Todo el sitio se quedó en silencio, escuchándose sólo los sonidos que provenían de la celebración inminente en el exterior. Luego, Connor se giró de golpe hacia Xyon, notándosele que no estaba para nada contento.

- ¿Es esto algún tipo de broma, jovencito? – Comentó entre dientes el caballero.

Xyon no estaba mucho mejor. Por un lado le parecía gracioso ver como la escena de hace un rato en el río se había prácticamente repetido, pero la situación le parecía algo desesperante para esos momentos.

- Lo mismo quisiera saber, señor. – Contestó con desganó, poniendo sus manos atrás de su cabeza. – No puede decir nada más que “Elly”, y parece demasiado confundida. Creo que se golpeó la cabeza o algo.

- Supongo que eso es posible...  O alguien la golpeó…

La expresión acusadora de Connor volvió una vez más al decir esas palabras y voltear a ver sobre su hombro al chico, el cuál de nuevo no lo tomó de manera positiva.

- ¿Qué está insinuando con esa mirada? Yo no le hice nada, ¿de acuerdo? ¡Yo sólo la encontré!

- Bien, hagamos esto. Le voy a dar un poco de ropa de mi hija para que no esté así, e iremos a ver al Dr. Loyd para que nos diga si puede identificar qué tiene.

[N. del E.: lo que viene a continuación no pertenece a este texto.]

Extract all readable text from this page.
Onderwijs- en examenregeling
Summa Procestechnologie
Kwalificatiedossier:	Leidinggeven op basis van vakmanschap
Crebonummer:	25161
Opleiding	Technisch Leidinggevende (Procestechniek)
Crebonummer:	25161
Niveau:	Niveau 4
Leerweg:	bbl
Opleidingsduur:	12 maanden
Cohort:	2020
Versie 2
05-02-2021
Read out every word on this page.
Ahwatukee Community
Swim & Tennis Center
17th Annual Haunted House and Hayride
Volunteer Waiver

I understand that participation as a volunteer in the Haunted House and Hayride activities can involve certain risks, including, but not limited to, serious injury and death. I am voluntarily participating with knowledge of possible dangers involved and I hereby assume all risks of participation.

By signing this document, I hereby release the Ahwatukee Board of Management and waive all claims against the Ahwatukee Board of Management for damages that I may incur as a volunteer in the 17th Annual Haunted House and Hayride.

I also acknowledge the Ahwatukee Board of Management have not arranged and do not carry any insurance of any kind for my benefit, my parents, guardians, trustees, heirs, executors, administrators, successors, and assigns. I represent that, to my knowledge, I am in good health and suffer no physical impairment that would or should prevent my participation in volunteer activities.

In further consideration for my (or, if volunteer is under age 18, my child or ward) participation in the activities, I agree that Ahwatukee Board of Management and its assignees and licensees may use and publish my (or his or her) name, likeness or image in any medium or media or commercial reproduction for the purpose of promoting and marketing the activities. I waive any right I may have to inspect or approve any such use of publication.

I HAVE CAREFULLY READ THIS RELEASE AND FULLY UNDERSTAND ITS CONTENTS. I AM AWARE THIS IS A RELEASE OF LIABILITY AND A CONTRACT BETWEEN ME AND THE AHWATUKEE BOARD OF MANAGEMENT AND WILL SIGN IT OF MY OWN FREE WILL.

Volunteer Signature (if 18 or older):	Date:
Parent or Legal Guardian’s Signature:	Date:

- ¿Iremos? Oiga, yo sólo la traje, pero ya me voy...

- ¡De ninguna manera! – Exclamó de golpe el Jefe, antes de que pensar siquiera en irse, haciendo que incluso se asustara un poco. – Sea como sea, no te puedo dejar ir así como así sin saber si en verdad no le hiciste nada a esta chica.

Xyon se quedó perplejo. ¿Estaba hablando enserio? Le había dado su capa a esa chica, le había guiado que hacer, incluso la había traído hasta el pueblo él mismo, todo por ser ligeramente bueno para variar, ¿y ahora resultaba que era sospechoso de haberle hecho algo malo?

- Debe estar bromeando… - Murmuró en voz baja con cierto fastidio.

¿Qué otra cosa mala podría ocurrirle en el mismo día?

- - - -

Sin lugar a poder negarse, Xyon, el Jefe de Caballería, y la extraña del río se dirigieron a la cínica del pueblo. La enfermera de la recepción los había pasado al consultorio del doctor, y ahora los tres esperaban a que éste llegara. El consultorio era una habitación cuadrada, no muy espaciosa, en la que había dos camas para enfermos, un escritorio, un par de estantes con medicinas, y unos libreros. Sólo tenía una ventana que daba justo a la plaza, por la que se notaba el gran movimiento de afuera.

Mientras aguardaban, Xyon se veía algo ansioso. Estaba cruzado de brazos, recargado contra la pared, mirando hacia un lado y hacia el otro con insistencia, y su pie golpeaba el suelo repetidamente.

- ¿Qué te ocurre, chico? – Escuchó como Connor le preguntaba. – Te ves preocupado, ¿acaso tu consciencia ya te está empezando a delatar?

- ¡Nada de eso!, es sólo que… - Detuvo abruptamente su explicación, y entonces se giró hacia otro lado. – ¡No es su problema!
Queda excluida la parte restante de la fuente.